You’ll notice I specified most superhero properties. Please allow me to tell you about the greatest show of all time: Doom Patrol, adapted from the comic series of the same name. To borrow an overused quote, this show has everything:
- Brendan Fraser voicing a human brain in a robot body
- A former Hollywood starlet turned mediocre superhero
- A sequence where a gay Air Force test pilot and Cyborg from the Teen Titans enter a drag club, set to Carly Rae Jepsen’s “Cut to the Feeling”
- A hundred-year-old child with imaginary friends and magical powers
- A second, unrelated, human brain in a robot body
- And more!
Something I often hear about shows like The Boys is how wacky and outside-the-box they are. “Have you ever seen anything like this? Isn’t this crazy?” You don’t even know what they’re doing on Doom Patrol. I’m sure this means nothing if you don’t care about comic books — which is good, you shouldn’t, I wish I didn’t — but the Doom Patrol series is adapted from Grant Morrison’s run of the comic book. It’s nuts. There’s a sentient nonbinary street named Danny. There’s a supernatural crisis management team called the SeX-Men, and a saxophone riff plays every time they say their team name. You don’t even know.
“Leigh,” the strawmen pester me again, “Doom Patrol is just another Berlanti show, watch the CW instead.” To that, I say, ew, what? No. I did my time. The strawmen have a point here, the DC shows on the CW — The Flash, DC’s Legends of Tomorrow, Batwoman, etc — definitely had a lighter tone that I really enjoyed. But I’m not exactly talking about tone when I complain about superhero cynicism.
Nobody on Doom Patrol is ever having any fun. It’s not a light show at all. Even the title sequence is moody. The characters are violent, angry, foul-mouthed, and, like, clinically depressed, probably. They are absolutely miserable, trapped in their enormous house together and trapped in this genre — and they still try.

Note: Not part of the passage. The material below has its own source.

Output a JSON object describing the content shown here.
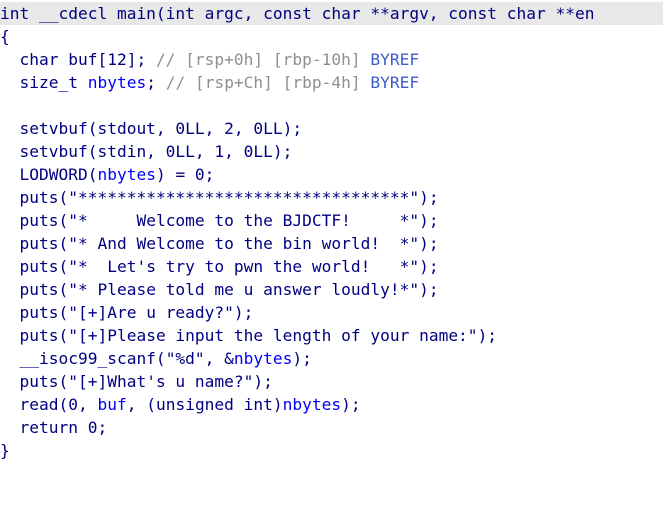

Doom Patrol actually gets at the reason I like superheroes, because they’re deeply terrible at being superheroes! They mess everything up all the time and actively make most situations worse. But they get back in their little bus — they have a bus, also — and they make another attempt at saving the world. They have these abilities and they feel like they have to help people.
After getting its fourth season split in half, it was announced that this would be their last. The final episodes of Doom Patrol are now premiering weekly until November 9, 2023, on Max. Please watch them. Please. I felt the full range of human emotions watching the team get stuck in individual nightmare scenarios, and then Barry Manilow’s “Copacabana” started playing — you can have that experience, too. Just watch Doom Patrol.